MILAN, Italy — Diversifying the products on offer, changing over the course of the day, producing and selling tempting, high-quality items that create customer loyalty. For bakeries, pastry shops and ice-cream parlours that want to draw in and win over new millennium customers a good product is not enough. You have to be smart, flexible and focused.
“Artisanal pastry is widening the range on offer, and I’m increasingly seeing a mingling of bread and pastry shops, with the latter starting to offer baked leavened items and savoury products, which used to be the exclusive province of bread shops,” says Marco Girardello, head of sales with Giotec.
“Some traditional cakes like panettone have increased their prestige, thanks to the use of sourdough starters, artisanal processes and quality ingredients, setting themselves apart from industrial production. We are offering twin-arm mixers that result in the very best quality and also improve the oxygenation of the dough.”
For the last few editions, one of the strengths of HostMilano has been its presence in all sectors of hospitality: “Host is doing a great job of intercepting the multitude of areas that are coming into ever closer contact with one another. And the city of Milan is the first place in which to observe the development of these new trends.”
“To achieve a good sales volume, artisanal pastry and bread needs to establish a loyal customer base by offering quality products and extending the range of both bread and pastry items,” explains Cristian Restivo, partner and head of foreign sales for Real Forni.
“It’s a good idea to use organic bread and offer different types (with cereals, with bran, with various seeds and using natural raising agents) while pastry needs to cater to new demands such as vegan cakes. The trend is always to offer customers products of good quality, among other reasons to better cope with competition from the big industrial sector and rediscover and draw attention to regional confectionery, of which there is a very wide range in Italy.”

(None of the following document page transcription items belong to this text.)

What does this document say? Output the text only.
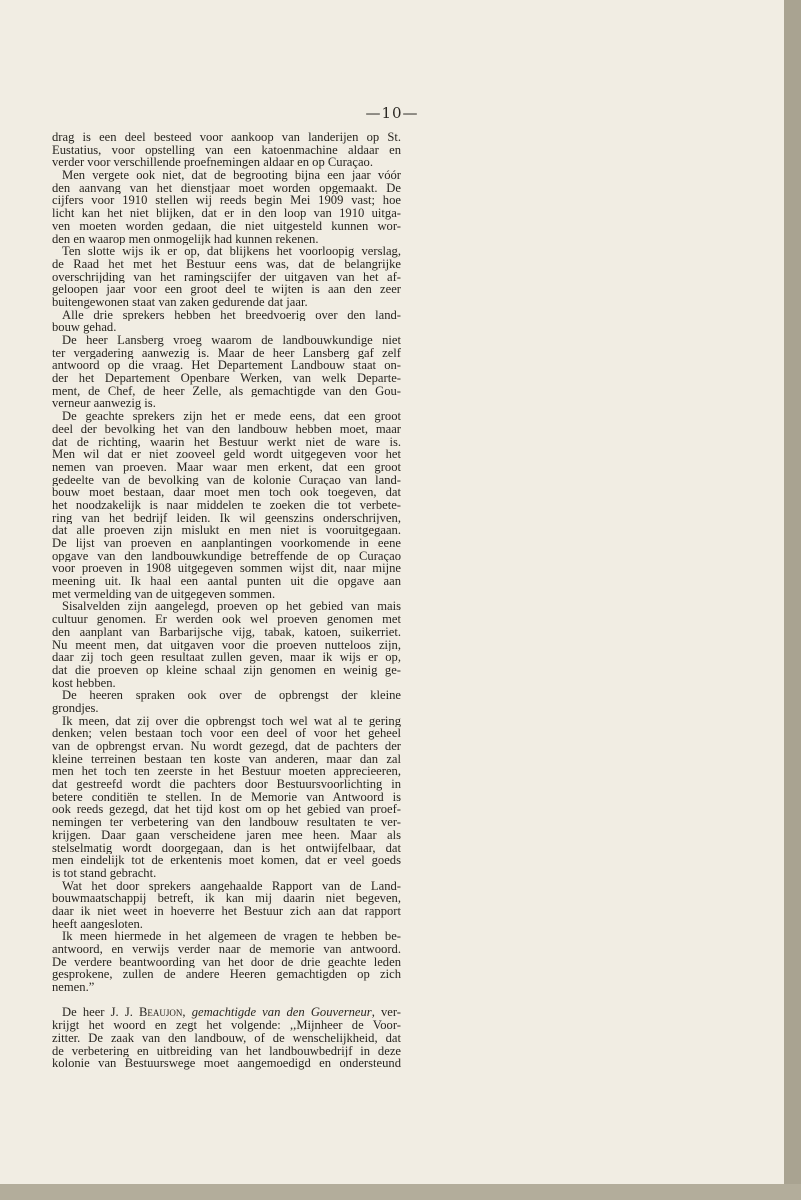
—10—
drag is een deel besteed voor aankoop van landerijen op St.
Eustatius, voor opstelling van een katoenmachine aldaar en
verder voor verschillende proefnemingen aldaar en op Curaçao.
Men vergete ook niet, dat de begrooting bijna een jaar vóór
den aanvang van het dienstjaar moet worden opgemaakt. De
cijfers voor 1910 stellen wij reeds begin Mei 1909 vast; hoe
licht kan het niet blijken, dat er in den loop van 1910 uitga-
ven moeten worden gedaan, die niet uitgesteld kunnen wor-
den en waarop men onmogelijk had kunnen rekenen.
Ten slotte wijs ik er op, dat blijkens het voorloopig verslag,
de Raad het met het Bestuur eens was, dat de belangrijke
overschrijding van het ramingscijfer der uitgaven van het af-
geloopen jaar voor een groot deel te wijten is aan den zeer
buitengewonen staat van zaken gedurende dat jaar.
Alle drie sprekers hebben het breedvoerig over den land-
bouw gehad.
De heer Lansberg vroeg waarom de landbouwkundige niet
ter vergadering aanwezig is. Maar de heer Lansberg gaf zelf
antwoord op die vraag. Het Departement Landbouw staat on-
der het Departement Openbare Werken, van welk Departe-
ment, de Chef, de heer Zelle, als gemachtigde van den Gou-
verneur aanwezig is.
De geachte sprekers zijn het er mede eens, dat een groot
deel der bevolking het van den landbouw hebben moet, maar
dat de richting, waarin het Bestuur werkt niet de ware is.
Men wil dat er niet zooveel geld wordt uitgegeven voor het
nemen van proeven. Maar waar men erkent, dat een groot
gedeelte van de bevolking van de kolonie Curaçao van land-
bouw moet bestaan, daar moet men toch ook toegeven, dat
het noodzakelijk is naar middelen te zoeken die tot verbete-
ring van het bedrijf leiden. Ik wil geenszins onderschrijven,
dat alle proeven zijn mislukt en men niet is vooruitgegaan.
De lijst van proeven en aanplantingen voorkomende in eene
opgave van den landbouwkundige betreffende de op Curaçao
voor proeven in 1908 uitgegeven sommen wijst dit, naar mijne
meening uit. Ik haal een aantal punten uit die opgave aan
met vermelding van de uitgegeven sommen.
Sisalvelden zijn aangelegd, proeven op het gebied van mais
cultuur genomen. Er werden ook wel proeven genomen met
den aanplant van Barbarijsche vijg, tabak, katoen, suikerriet.
Nu meent men, dat uitgaven voor die proeven nutteloos zijn,
daar zij toch geen resultaat zullen geven, maar ik wijs er op,
dat die proeven op kleine schaal zijn genomen en weinig ge-
kost hebben.
De heeren spraken ook over de opbrengst der kleine
grondjes.
Ik meen, dat zij over die opbrengst toch wel wat al te gering
denken; velen bestaan toch voor een deel of voor het geheel
van de opbrengst ervan. Nu wordt gezegd, dat de pachters der
kleine terreinen bestaan ten koste van anderen, maar dan zal
men het toch ten zeerste in het Bestuur moeten apprecieeren,
dat gestreefd wordt die pachters door Bestuursvoorlichting in
betere conditiën te stellen. In de Memorie van Antwoord is
ook reeds gezegd, dat het tijd kost om op het gebied van proef-
nemingen ter verbetering van den landbouw resultaten te ver-
krijgen. Daar gaan verscheidene jaren mee heen. Maar als
stelselmatig wordt doorgegaan, dan is het ontwijfelbaar, dat
men eindelijk tot de erkentenis moet komen, dat er veel goeds
is tot stand gebracht.
Wat het door sprekers aangehaalde Rapport van de Land-
bouwmaatschappij betreft, ik kan mij daarin niet begeven,
daar ik niet weet in hoeverre het Bestuur zich aan dat rapport
heeft aangesloten.
Ik meen hiermede in het algemeen de vragen te hebben be-
antwoord, en verwijs verder naar de memorie van antwoord.
De verdere beantwoording van het door de drie geachte leden
gesprokene, zullen de andere Heeren gemachtigden op zich
nemen.”
De heer J. J. Beaujon, gemachtigde van den Gouverneur, ver-
krijgt het woord en zegt het volgende: ,,Mijnheer de Voor-
zitter. De zaak van den landbouw, of de wenschelijkheid, dat
de verbetering en uitbreiding van het landbouwbedrijf in deze
kolonie van Bestuurswege moet aangemoedigd en ondersteund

As for technology, “we have further improved our range of pastry-baking ovens, especially modular ovens, adopting technical solutions that give ever greater energy savings and are better for those using them.”

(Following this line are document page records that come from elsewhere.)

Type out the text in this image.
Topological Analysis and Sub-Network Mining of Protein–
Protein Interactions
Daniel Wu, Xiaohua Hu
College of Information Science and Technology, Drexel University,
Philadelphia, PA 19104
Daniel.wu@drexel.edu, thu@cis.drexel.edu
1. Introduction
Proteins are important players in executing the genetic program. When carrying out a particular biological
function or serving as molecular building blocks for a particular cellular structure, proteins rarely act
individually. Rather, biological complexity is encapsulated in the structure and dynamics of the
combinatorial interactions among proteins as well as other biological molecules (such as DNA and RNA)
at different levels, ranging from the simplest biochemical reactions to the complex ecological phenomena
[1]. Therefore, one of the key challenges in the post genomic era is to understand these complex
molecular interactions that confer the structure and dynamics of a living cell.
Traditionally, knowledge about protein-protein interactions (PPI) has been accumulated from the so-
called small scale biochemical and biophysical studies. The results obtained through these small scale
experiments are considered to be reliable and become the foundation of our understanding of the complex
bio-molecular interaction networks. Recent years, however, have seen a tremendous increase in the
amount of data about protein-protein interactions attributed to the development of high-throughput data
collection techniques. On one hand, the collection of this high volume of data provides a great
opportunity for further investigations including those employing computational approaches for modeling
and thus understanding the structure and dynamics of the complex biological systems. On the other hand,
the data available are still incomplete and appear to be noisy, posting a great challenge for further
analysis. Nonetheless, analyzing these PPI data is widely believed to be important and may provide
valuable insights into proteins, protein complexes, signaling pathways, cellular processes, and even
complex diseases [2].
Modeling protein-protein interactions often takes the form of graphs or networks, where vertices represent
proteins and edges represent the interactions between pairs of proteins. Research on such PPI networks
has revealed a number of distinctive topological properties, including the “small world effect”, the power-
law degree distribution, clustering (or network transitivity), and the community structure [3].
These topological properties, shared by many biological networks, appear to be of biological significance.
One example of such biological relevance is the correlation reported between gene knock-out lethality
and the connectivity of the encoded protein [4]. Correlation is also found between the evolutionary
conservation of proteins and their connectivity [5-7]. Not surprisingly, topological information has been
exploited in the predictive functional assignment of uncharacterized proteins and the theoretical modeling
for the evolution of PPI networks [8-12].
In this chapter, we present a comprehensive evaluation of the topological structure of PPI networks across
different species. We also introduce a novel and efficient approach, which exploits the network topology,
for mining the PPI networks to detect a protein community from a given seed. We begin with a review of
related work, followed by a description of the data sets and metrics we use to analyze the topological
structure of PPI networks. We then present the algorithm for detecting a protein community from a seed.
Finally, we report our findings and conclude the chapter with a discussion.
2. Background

Cristina Tosi, marketing director B.U. Ice Cream at Mec3, believes that “healthy gelato, will undoubtedly be a major trend also in 2019.” Technology has played a fundamental role, enabling sector professionals to take a big leap forward. “Fifty years ago hardly any flavours were displayed, but now it has been possible to improve the productivity of the sales outlet, in terms of both quantity and quality.”
The offerings of ice-cream parlours have widened, with greater product diversification on a seasonal basis and higher demand for ever more sophisticated products from different targets of customers. And there is more.
“The use of horizontal ice-cream making machines has made it possible to create softer, airier ice cream and the introduction of the blast chiller has enabled us to present a more visually attractive ice cream and to prepare cakes and semifreddos in just two hours,” Tosi goes on. “Today the final frontier is liquid nitrogen ice cream. However, because this is still at the experimental stage, only a limited number of ‘pioneers’ have introduced it into their parlours.”
Italian pastry too has derived benefits from technology, “thanks both to blast chillers and counter tempering machines, and to TV shows that have brought this ancient art into Italian homes, providing customers and merchants with more information.